Property indexes in Nebula Graph are designed to reuse the functionality of RocksDB in the Storage Service, in which case indexes are modeled as keys with the same prefix. If the lookup of a property fails to hit the cache, it is processed as a random seek and a sequential prefix scan on the hard disk to find the corresponding VID. After that, the graph is usually traversed from this vertex, so that another random read and sequential scan for the corresponding key-value of this vertex will be triggered. The higher the duplication rate, the larger the scan range.
For more information about property indexes, see How indexing works in Nebula Graph.
Usually, special design and processing are required when the number of duplicate property values exceeds 10,000.
Suggested solutions¶
Solutions at the database end¶
- Truncation: Only return a certain number (a threshold) of edges, and do not return other edges exceeding this threshold.
- Compact: Reorganize the order of data in RocksDB to reduce random reads and increase sequential reads.
Solutions at the application end¶
Break up some of the super vertices according to their business significance:
-
Delete multiple edges and merge them into one.
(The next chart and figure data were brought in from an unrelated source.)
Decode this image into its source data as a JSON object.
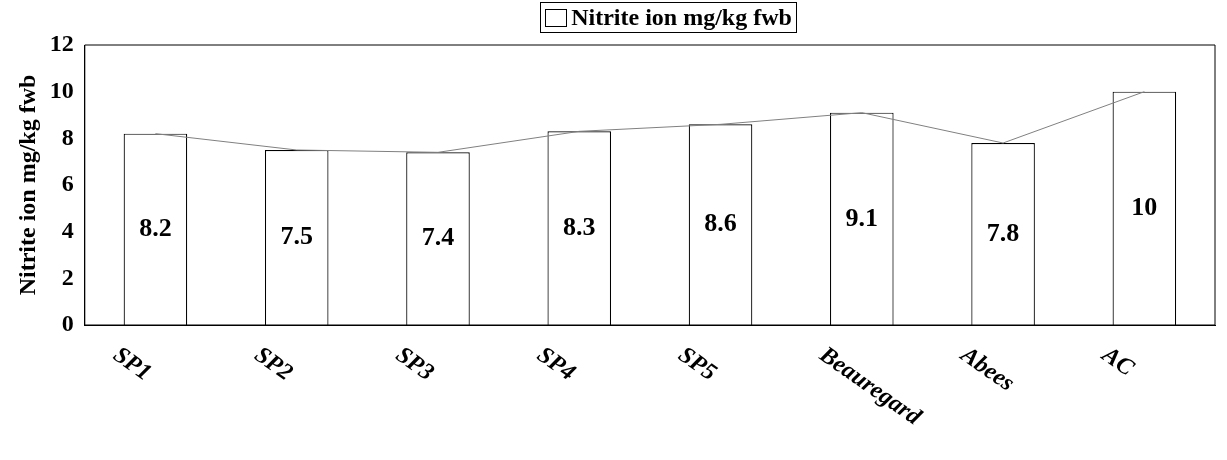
{
  "chart_data": {
    "type": "bar",
    "ylabel": "Nitrite ion mg/kg fwb",
    "categories": [
      "SP1",
      "SP2",
      "SP3",
      "SP4",
      "SP5",
      "Beauregard",
      "Abees",
      "AC"
    ],
    "series": [
      {
        "name": "Nitrite ion mg/kg fwb",
        "color": "#ffffff",
        "values": [
          8.2,
          7.5,
          7.4,
          8.3,
          8.6,
          9.1,
          7.8,
          10
        ],
        "value_labels": [
          "8.2",
          "7.5",
          "7.4",
          "8.3",
          "8.6",
          "9.1",
          "7.8",
          "10"
        ]
      },
      {
        "type": "line",
        "color": "#808080",
        "values": [
          8.2,
          7.5,
          7.4,
          8.3,
          8.6,
          9.1,
          7.8,
          10
        ]
      }
    ],
    "ylim": [
      0,
      12
    ],
    "yticks": [
      0,
      2,
      4,
      6,
      8,
      10,
      12
    ],
    "grid": false,
    "legend": "top",
    "marker": "none"
  }
}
For example, A transfer scenario is
(Account_A)-[TRANSFER]->(Account_B)
. Each transfer record is modeled as an edge between account A and account B, then there may be tens of thousands of transfer records.In such scenarios, merge obsolete transfer details on a daily, weekly, or monthly basis. That is, batch-delete old edges and replace them with a small number of edges representing monthly total and times. And keep the transfer details of the latest month.
-
Split an edge into multiple edges of different types.
For example, in the
(Airport)<-[DEPART]-(Flight)
scenario, the departure of each flight is modeled as an edge between a flight and an airport. Departures from a big airport might be enormous.According to different airlines, divide the
DEPART
Edge type into finer Edge types, such asDEPART_CEAIR
,DEPART_CSAIR
, etc. Specify the departing airline in queries (graph traversal).
- Split vertices.
For example, for the loan network of (person)-[BORROW]->(bank)
, large bank A will have a very large number of loans and borrowers.
In such scenarios, you can split the large vertex A into connected sub-vertices A1, A2, and A3.
(Person1)-[BORROW]->(BankA1), (Person2)-[BORROW]->(BankA2), (Person2)-[BORROW]->(BankA3);
(BankA1)-[BELONGS_TO]->(BankA), (BankA2)-[BELONGS_TO]->(BankA), (BankA3)-[BELONGS_TO]->(BankA).
A1, A2, and A3 can either be three real branches of bank A, such as Beijing branch, Shanghai branch, and Zhejiang branch, or three virtual branches set up according to certain rules, such as A1: 1-1000, A2: 1001-10000 and A3: 10000+
according to the number of loans. In this way, any operation on A is converted into three separate operations on A1, A2, and A3.